As for whether Mousavi is a socialist, if he is one, he doesn't say he is, nor does he act like one. Instead of invoking a socialist ideology or program, he invokes Khomeini and the (burnished memory of) early days of the revolution in terms of ideology and a program of liberal democracy (rights to free press, free assemblies, free associations, free elections, etc.) in terms of practical demands.

Neither Mousavi nor the Green Wave has come out against privatization or proposed an alternative to the direction of Iran's political economy (i.e. gradual liberalization) since the end of the Iran-Iraq War.

jewbonics said...

"It's safe to say that a majority of people who have commented on the Green Wave, whether they are for or against or neutral to it, think that participants in the wave were on average richer and had more formal education than those who didn't take part in it or those who opposed it."

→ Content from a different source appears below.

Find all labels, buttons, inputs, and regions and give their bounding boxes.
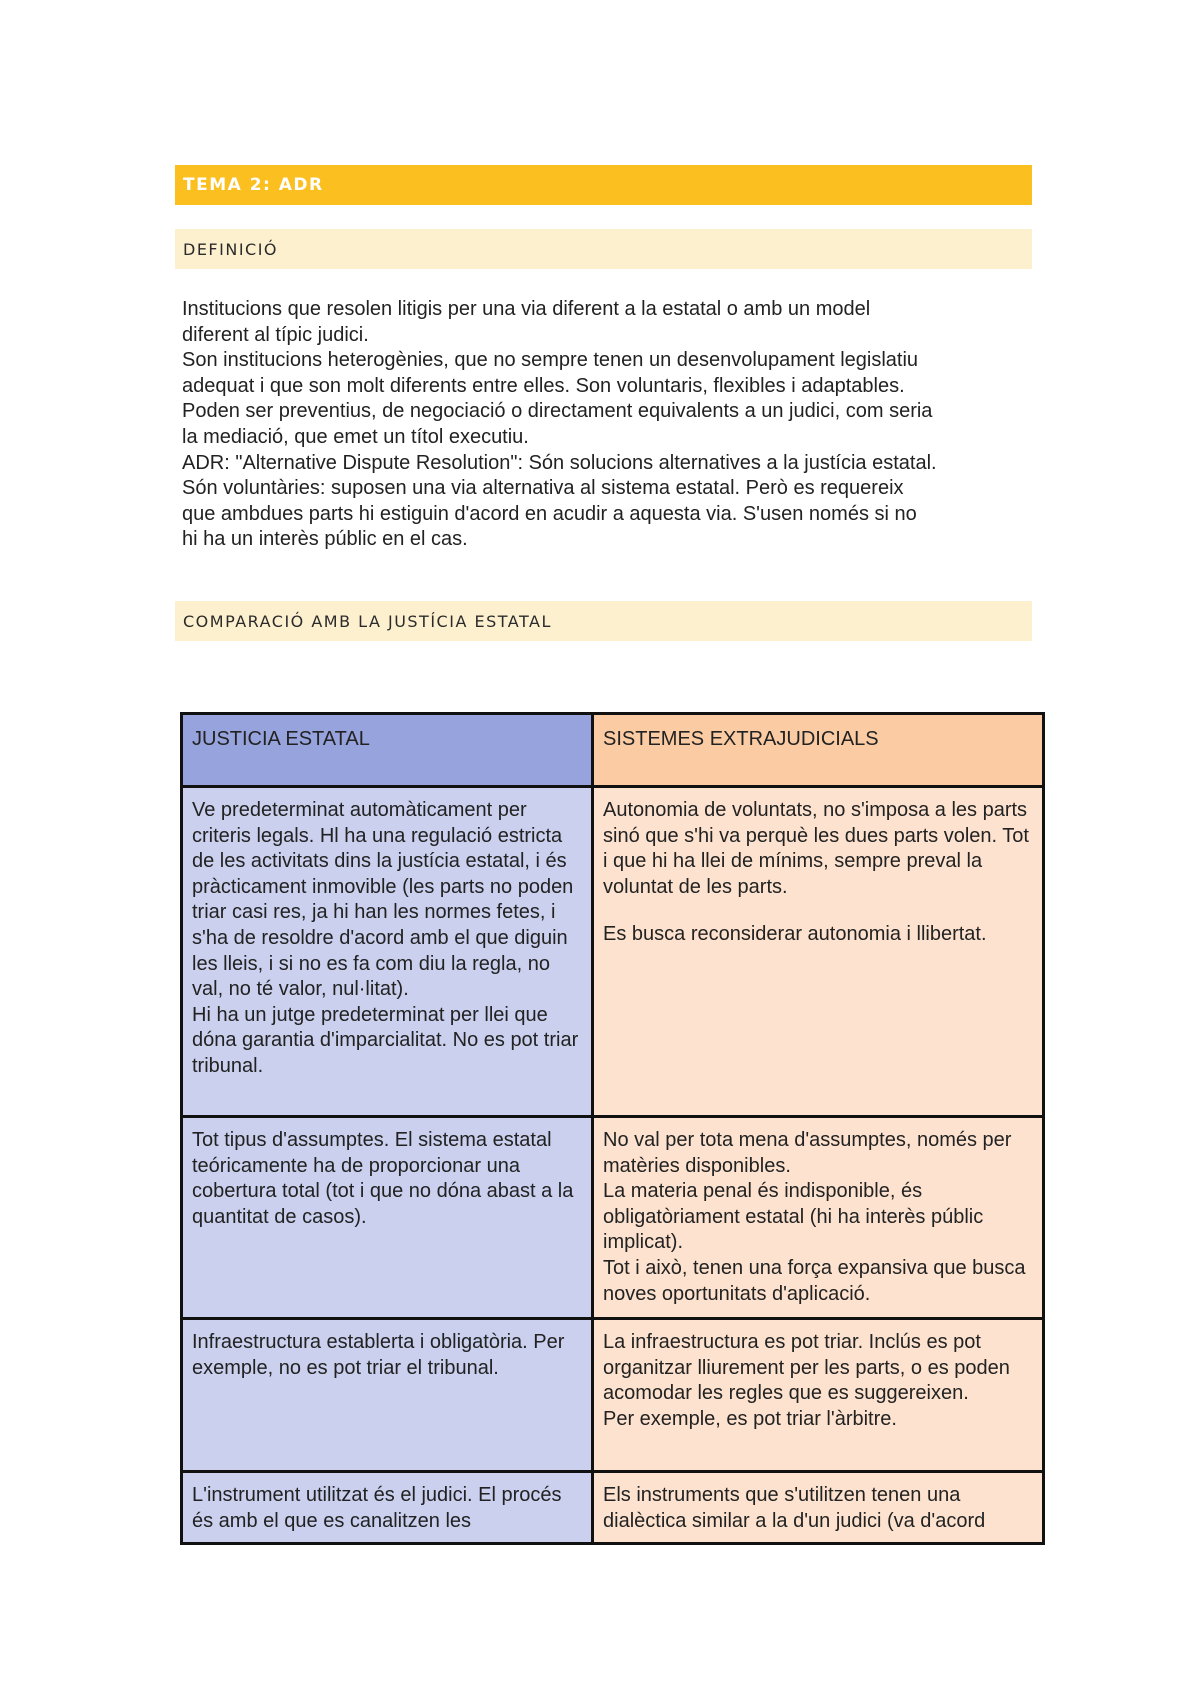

Don't mean to pick at words, but do you mean globally, or commentary in Farsi? Most Anglophone commentary, especially leftist commentary, suggests that speaking about social mobilization and class in connection with the Green Movement is heresy. Let alone to actually come to any sort of conclusions about it.

Yoshie said...

Among left-wing supporters of the Green Wave, yes, there was a great deal of reluctance to come to terms with the class composition question, especially at the beginning of the wave. But this began to change over time, I think. Take Dilip Hiro, for instance. He thought that the elections were fraudulent and backed the Green Wave, but he was clear-eyed enough to see that, unlike during the Iranian Revolution, workers didn't organize strikes in support of the wave, despite being called upon to do so by quite a few Greens. Even CNN had to admit it in the end: "Experts agree that there's been no significant upheaval from Iran's industry workers or the merchants at bazaars."